There are perhaps 50,000 or more who would qualify for visas but didn’t yet have them because of the slow U.S. bureaucracy.
This could turn into a human tragedy. No One Left Behind has tried to track Taliban killings of translators and counted some 300 from 2014 to April 2020. It has since had a harder time getting accurate information, but Mr. Miervaldis says the killings spiked again this spring and have escalated in the summer. Afghan girls and women will suffer even if they aren’t killed, as they are forced to marry Taliban fighters and can no longer attend school.
The tragedy is compounded because there is no easy refugee exit.

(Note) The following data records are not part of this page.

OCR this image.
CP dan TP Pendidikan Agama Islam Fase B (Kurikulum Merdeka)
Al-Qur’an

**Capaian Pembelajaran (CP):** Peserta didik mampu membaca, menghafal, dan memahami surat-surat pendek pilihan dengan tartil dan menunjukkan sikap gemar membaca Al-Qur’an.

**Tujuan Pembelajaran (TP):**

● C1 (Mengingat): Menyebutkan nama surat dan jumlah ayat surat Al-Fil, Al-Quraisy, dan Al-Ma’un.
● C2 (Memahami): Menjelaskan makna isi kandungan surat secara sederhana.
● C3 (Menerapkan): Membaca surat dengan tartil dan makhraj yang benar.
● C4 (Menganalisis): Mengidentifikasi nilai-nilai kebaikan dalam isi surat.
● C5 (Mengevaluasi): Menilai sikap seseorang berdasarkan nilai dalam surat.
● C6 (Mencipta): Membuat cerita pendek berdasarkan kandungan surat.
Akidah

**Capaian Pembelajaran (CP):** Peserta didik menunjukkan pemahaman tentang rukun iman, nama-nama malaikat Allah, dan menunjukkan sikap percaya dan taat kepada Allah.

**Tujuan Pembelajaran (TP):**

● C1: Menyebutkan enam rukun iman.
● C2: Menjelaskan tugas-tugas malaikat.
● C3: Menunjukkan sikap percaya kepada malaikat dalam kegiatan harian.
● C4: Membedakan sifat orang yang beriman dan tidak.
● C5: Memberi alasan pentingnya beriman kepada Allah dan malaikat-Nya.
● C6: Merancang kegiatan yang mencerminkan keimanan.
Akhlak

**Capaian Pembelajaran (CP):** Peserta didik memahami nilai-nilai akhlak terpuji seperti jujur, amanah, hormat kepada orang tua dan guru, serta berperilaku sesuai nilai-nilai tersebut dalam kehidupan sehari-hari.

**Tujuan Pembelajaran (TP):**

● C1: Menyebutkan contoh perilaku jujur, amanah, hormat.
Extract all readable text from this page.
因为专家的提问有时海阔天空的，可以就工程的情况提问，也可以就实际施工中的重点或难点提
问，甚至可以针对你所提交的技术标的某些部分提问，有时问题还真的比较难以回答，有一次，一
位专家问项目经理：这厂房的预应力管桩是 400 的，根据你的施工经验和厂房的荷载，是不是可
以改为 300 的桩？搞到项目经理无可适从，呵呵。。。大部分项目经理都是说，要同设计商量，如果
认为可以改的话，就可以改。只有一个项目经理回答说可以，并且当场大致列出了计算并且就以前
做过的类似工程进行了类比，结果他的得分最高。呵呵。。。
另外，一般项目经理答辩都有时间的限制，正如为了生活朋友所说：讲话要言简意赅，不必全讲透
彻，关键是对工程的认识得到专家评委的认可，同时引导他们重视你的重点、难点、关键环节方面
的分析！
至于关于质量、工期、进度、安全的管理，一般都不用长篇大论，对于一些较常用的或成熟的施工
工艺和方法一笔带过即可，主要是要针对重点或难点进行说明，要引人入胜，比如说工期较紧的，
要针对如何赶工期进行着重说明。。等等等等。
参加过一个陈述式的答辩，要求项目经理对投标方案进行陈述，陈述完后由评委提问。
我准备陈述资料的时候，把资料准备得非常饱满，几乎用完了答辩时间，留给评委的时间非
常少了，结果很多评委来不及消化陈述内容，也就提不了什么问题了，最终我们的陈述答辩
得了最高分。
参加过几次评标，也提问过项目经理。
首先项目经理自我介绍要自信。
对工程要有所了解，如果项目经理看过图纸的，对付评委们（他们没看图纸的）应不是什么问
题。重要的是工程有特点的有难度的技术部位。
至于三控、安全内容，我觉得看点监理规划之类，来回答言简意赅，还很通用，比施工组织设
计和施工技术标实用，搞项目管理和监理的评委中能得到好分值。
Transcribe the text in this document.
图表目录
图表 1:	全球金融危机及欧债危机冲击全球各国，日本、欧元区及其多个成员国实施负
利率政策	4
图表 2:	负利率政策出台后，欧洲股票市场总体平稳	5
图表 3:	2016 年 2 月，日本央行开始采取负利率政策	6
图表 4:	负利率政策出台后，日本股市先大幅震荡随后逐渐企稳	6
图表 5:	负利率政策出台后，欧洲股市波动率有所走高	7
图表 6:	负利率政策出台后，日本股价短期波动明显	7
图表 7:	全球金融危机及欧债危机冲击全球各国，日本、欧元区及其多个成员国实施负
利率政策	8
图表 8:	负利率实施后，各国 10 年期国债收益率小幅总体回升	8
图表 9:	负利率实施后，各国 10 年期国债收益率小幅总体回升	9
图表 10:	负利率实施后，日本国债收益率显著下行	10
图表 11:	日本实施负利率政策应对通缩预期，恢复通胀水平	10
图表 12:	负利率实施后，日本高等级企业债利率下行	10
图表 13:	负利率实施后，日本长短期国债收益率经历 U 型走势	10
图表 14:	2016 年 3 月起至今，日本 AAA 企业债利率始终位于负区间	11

When the Taliban last ruled Afghanistan, Pakistan was a refuge. No longer. The county’s border crossings with other countries are closed amid Covid.
Mr. Miervaldis says Afghanistan for him is “watching this movie on repeat” from his experience in Iraq. When the U.S. withdrew there in 2011, jihadists emptied the prisons and the insurgency reformed into ISIS. He fears the same will happen as the Taliban empties prisons, and al Qaeda and ISIS establish havens.
The Biden Administration’s withdrawal is already a catastrophe, but it has a moral obligation to keep U.S. forces in Kabul for as long as it takes to evacuate all of the Afghans and their families who assisted us.